Accessing Persistent Storage

Each fal app runner runs in an isolated environment that gets voided when runner is released, which includes wiping the filesystem except for the /data volume. This volume is a shared network drive that is mounted on each runner, across all your apps running at any point in time linked to your fal account. You can use this volume to persist data across requests, runners and apps. For example, to cache a torchvision dataset in your app, you can do the following:

import fal
from pathlib import Path
DATA_DIR = Path("/data/mnist")
class FalModel(
fal.App,
requirements=["torch>=2.0.0", "torchvision"],
):
machine_type = "GPU"
def setup(self):
import torch
from torchvision import datasets
already_present = DATA_DIR.exists()
if already_present:
print("Test data is already downloaded, skipping download!")
test_data = datasets.FashionMNIST(
root=DATA_DIR,
train=False,
download=not already_present,
)
...

When you invoke this app for the first time, you will notice that Torch downloads the test dataset.
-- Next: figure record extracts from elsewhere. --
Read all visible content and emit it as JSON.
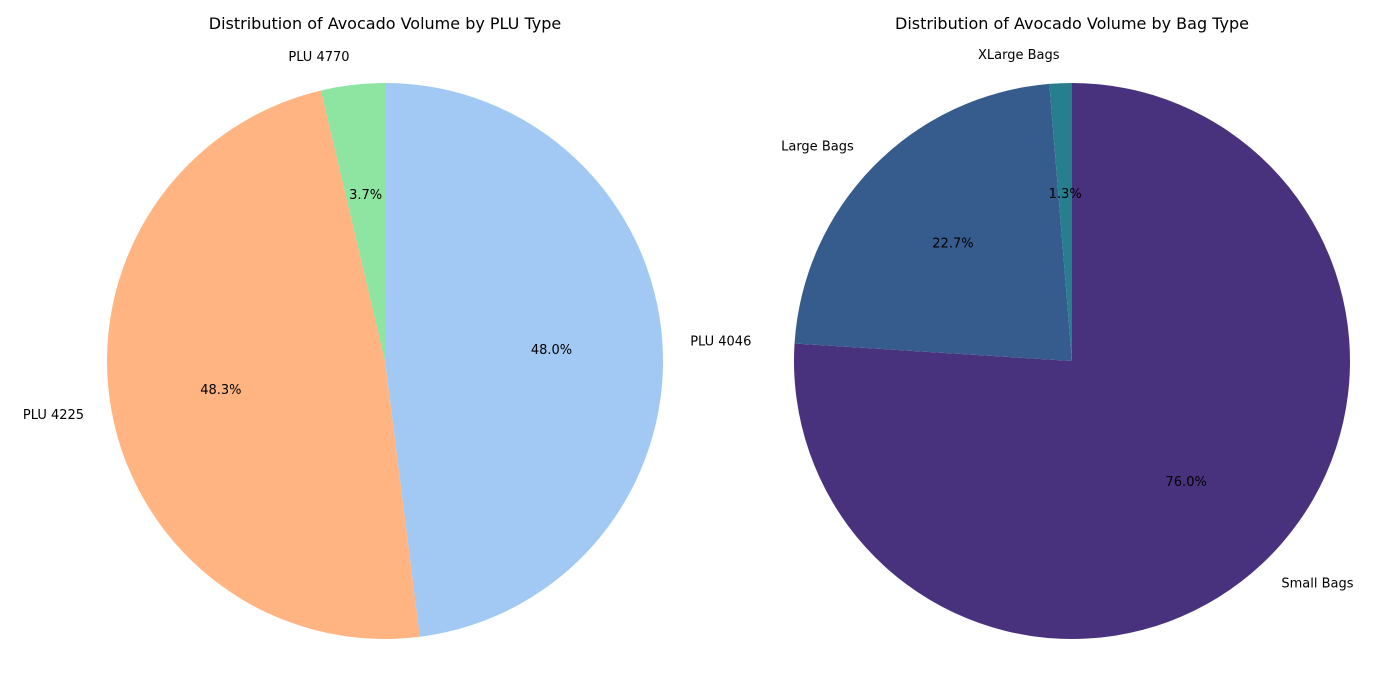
{
  "chart_data": [
    {
      "type": "pie",
      "title": "Distribution of Avocado Volume by PLU Type",
      "start_angle_deg": 90,
      "direction": "clockwise",
      "label_format": "percent_1dp",
      "slices": [
        {
          "label": "PLU 4046",
          "value": 48.0,
          "color": "#a1c9f4"
        },
        {
          "label": "PLU 4225",
          "value": 48.3,
          "color": "#ffb482"
        },
        {
          "label": "PLU 4770",
          "value": 3.7,
          "color": "#8de5a1"
        }
      ]
    },
    {
      "type": "pie",
      "title": "Distribution of Avocado Volume by Bag Type",
      "start_angle_deg": 90,
      "direction": "clockwise",
      "label_format": "percent_1dp",
      "slices": [
        {
          "label": "Small Bags",
          "value": 76.0,
          "color": "#48327e"
        },
        {
          "label": "Large Bags",
          "value": 22.7,
          "color": "#365c8d"
        },
        {
          "label": "XLarge Bags",
          "value": 1.3,
          "color": "#277f8e"
        }
      ]
    }
  ]
}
However, subsequent invocations - even those not covered by the invocation’s keep_alive - will skip the download and proceed directly to your logic.

Usage Considerations

Since the /data is a distributed filesystem, there are a couple of caveats to keep in mind.

Concurrency

/data is shared across all runners, so you should be mindful of how you access common files from your runners to avoid race conditions. For example, when creating or downloading a file, you should use a temporary unique path beside the final destination until the file is fully downloaded or created and only then move it into place, which makes the operation quasi-atomic and avoids the situation where another runner tries to use an incomplete file.

import fal
from pathlib import Path
WEIGHTS_URL = "https://example.com/weights.safetensors"
WEIGHTS_FILE = Path("/data/weights.safetensors")
class FalModel(
fal.App,
...,
):
def setup(self):
# Create temporary file right beside the final destination, so that we can
# use os.rename to move the file into place with 1 system call within the
# same filesystem.
with tempfile.NamedTemporaryFile(delete=False, dir="/data") as temp_file:
# download the weights
...
# Move the weights to the final destination.
os.rename(temp_file.name, WEIGHTS_FILE)
...

Caching

/data is a distributed filesystem which uses regional and node caching to speed up access to files. This means that if your runner happens to land on a node that is currently missing the cache, it will be downloaded from the network, which can lead to increased latency. After the cache is downloaded, all subsequent accesses to the same file will be served from the cache at native storage speed.